MS. DELANEY: And eventually then, things quietened down in Dun Laoghaire, the boats went down to two a day, so I left Dun Laoghaire, while officially attached to it, I went into Immigration and I enjoyed my, I suppose, seven or eight years before I retired in 2011 in Burgh Quay and we did a lot of, we did a lot of trips away to — I mean, I was in China a few times and I was in South Africa and we did charters, we did charters out to Nigeria, you might have twenty or thirty on a plane, and then eventually, we did it with, it was an EU mission, Ireland might head it this month and you would stop over in Madrid and you would stop over in London, you would stop over and you would pick up different people. So it was interesting times.

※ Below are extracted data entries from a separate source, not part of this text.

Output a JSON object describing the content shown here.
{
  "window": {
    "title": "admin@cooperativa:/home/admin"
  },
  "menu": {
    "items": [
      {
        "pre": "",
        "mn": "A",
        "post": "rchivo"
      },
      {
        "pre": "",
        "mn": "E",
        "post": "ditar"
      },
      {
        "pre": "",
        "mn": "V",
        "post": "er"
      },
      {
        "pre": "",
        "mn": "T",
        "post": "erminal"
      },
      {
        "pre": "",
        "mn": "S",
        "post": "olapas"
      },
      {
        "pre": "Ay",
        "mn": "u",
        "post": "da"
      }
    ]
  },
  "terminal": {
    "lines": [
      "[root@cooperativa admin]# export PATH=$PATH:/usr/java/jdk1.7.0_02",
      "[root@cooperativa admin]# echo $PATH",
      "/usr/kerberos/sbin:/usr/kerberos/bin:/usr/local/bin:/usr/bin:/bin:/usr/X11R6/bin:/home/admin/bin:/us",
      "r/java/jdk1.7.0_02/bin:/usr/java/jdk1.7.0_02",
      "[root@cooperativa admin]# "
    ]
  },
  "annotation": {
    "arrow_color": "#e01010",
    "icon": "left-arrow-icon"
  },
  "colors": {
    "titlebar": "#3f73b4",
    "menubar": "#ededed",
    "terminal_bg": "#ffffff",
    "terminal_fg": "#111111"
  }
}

MS. DELANEY: Did you enjoy that, Eamon?

MR. HESSION: I did. I did and I didn’t. I felt sorry a lot of the time. That side of me, I feel sorry for people being sent back, you know, but I mean, there was the economic refugee and there was the genuine refugee.  Some of them were, some of them were very genuine. I always remember being inside in Burgh Quay one day and the lads coming in with a nurse who was on duty, I don’t know which of the Dublin hospitals, and she had a son doing the Leaving Cert and herself and her son were sent back and ’twas terrible, really, I felt awful but it, but she was sent back anyway and about I would say three weeks later, the same nurse came back and was arrested again and brought back again. So she was nearly home as quick as I was, you
know. So that’s the — yeah, I feel sorry for them people but then there is the wrong ones as well, Rita, and you have to and I always did, deal, respect everyone.

MR. HESSION: And you know, deal with their case as you see it, you know. But then again, our hands are tied, Rita, as you know, it’s the Department of Justice that make the decisions and we enforce them as Gardaí. That’s what we do, you know.